Use Blender MCP to create a low-poly roadside garage scene. Scene requirements:
- Small garage building
- Road
- Sidewalk
- Signboard
- Generic compact car
- Barrels
- Crates
- Tires
- Simple lights
- Camera for a three-quarter view
Collections:
- collection_environment
- collection_building
- collection_vehicle
- collection_props
- collection_lighting
- collection_camera
Style:
- Low-poly
- Game-ready
- Simple materials
- Clean object names
Notice that the collection list mirrors how a game project is usually organized: environment, building, vehicle, props, lighting, and camera each get their own home. Claude populates the scene and files every object into the matching collection. Because a scene this size accumulates small mistakes, finish with a cleanup-and-report pass.

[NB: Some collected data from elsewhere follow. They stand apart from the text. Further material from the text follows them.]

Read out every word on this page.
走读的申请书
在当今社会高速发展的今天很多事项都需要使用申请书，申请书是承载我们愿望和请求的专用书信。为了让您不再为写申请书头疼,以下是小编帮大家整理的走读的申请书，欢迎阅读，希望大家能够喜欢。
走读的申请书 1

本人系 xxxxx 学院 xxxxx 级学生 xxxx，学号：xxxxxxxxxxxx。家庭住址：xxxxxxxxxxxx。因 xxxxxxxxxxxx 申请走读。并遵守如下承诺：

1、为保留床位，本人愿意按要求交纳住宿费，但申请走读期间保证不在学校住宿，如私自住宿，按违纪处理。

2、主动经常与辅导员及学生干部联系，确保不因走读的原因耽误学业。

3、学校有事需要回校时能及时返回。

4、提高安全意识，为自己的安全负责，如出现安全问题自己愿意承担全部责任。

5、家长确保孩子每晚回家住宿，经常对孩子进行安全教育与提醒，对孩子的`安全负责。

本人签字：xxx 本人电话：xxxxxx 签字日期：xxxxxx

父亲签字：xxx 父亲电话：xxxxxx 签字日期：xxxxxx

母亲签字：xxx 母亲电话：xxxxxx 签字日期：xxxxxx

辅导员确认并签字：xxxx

Inspect the whole scene and clean it up. Fix:
- unnamed objects
- duplicate materials
- objects outside collections
- overly complex geometry
- bad camera angle
Then report what you changed.
Asking Claude to report what it changed turns the cleanup into a reviewable summary: you see exactly which objects were renamed, which materials were merged, and what the camera was adjusted to. That report is your sign-off that the scene is genuinely game-ready.
The collection set above is a reusable template. Reusing the same names — collection_environment, collection_building, collection_props, and the rest — across every scene you build means a single cleanup prompt works the same way every time, and assets drop predictably into your engine.
After cleanup, prompt Claude to export the entire garage scene as a single GLB and report the object count, the total material count, and the file path. Then ask it to confirm every object belongs to exactly one of the six collections — with nothing left at the scene root. You have now built a complete, organized, exportable environment without modeling a single polygon by hand.